“Are you ready?” He asked.
“Come on Ethan, do it already!” She was more than excited, and he had a crush on her, only she didn’t know it.
The rain pattered on the roof of the car, clamoring to come in. It was instead met with abrupt rejection.
“It’ll cost you twenty bucks,” said Ethan. The girl took it out of her bra and threw it at him. “Ok, give me your palm, the left one.” She thrust it in his hand and he took it and commenced tracing the lines with his pointer finger. In actuality, he didn’t have a knack for this sort of thing — palm reading — but it was something to do inside of a car in the pouring rain, with their futures gray as the overcast sky. “Let’s see… you are going to marry a sensitive man. He makes a lot of money —”
“—Have I met him before?” She interjected.
“Yes.”
“And is he handsome?” Her eyes were wide with excitement.
“Jessie, you know that’s subjective.”
“For twenty bucks, I should get an answer, Mister up-and-coming writer. Well?” She asked, her free hand on her hip, her head cocked to the side. Always an attitude with her, and he didn’t mind. He liked spunky.
“Fine, I would say he’s decently handsome. But hold off with the questions and let me finish. Now, you are going to marry this guy and he loves you so much and wants nothing but pure happiness for you.”
“Hmmm I wonder who it is, maybe it’s Jake, my brother’s friend. Hey makes a ton of money as a stockbroker. I don’t know if he’s sensitive, but he’s real fine — a little on the older side, but quite the looker.”
Kenny sighed and looked out the window at the heavy rain. His thoughts took him back to the time I their childhood where they were forced to climb down from a tree house they had built in his backyard with the help of his dad.

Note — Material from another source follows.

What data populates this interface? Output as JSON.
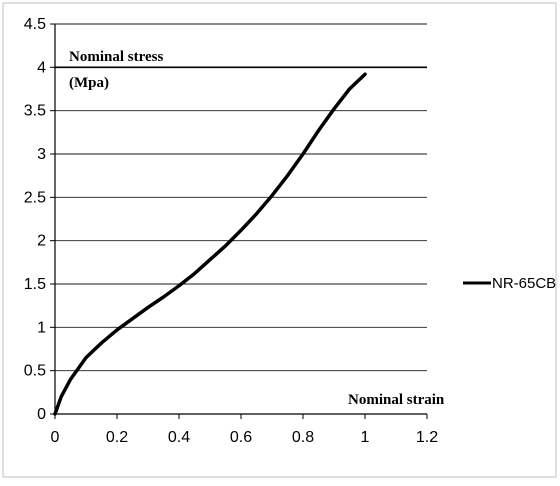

It was a thunderous summer afternoon that day with the humidity thick as condensed milk. Kenny’s dad thought it wouldn’t be safe for the two friends to play in thee tree house, so they retreated into the real house. Then, just like that they were… well — stuck, and in more ways than one: both were aged twelve and in a state of thrill and panic and happiness; both were clutched in the merciless hands of puberty. There they stood by the backdoor of Kenny’s house, watching the army of rain in its slanting motion like arrows being shot down in battle, and listening to the rumble of thunder, feeling it rise up in their chests, knocking on their hearts, screaming let me in!
And through the commotion of rain, the tree house stood waiting, like a boxer taking in the hits, leaning on the ropes. Those fighters learned to be the most patient of people, the most enduring.
Ethan and Jessie had spent many summer afternoons inn that tree house, playing board games and telling secrets and new facts they learned about themselves and the world around them.
What a rush it must have been watching the storm together that day. They giggled and held hands, although there was nothing romantic between them — or so Jessie (and only Jessie) thought. But even if there were indeed a shared spark, a small romantic flash of lightning, none of them said anything about it.
And Ethan would have to wait and bee patient and have hope… even as he did some palm reading.
“Yeah Jessie, perhaps. Come on, let’s go in and get something to eat before the rain gets real bad.”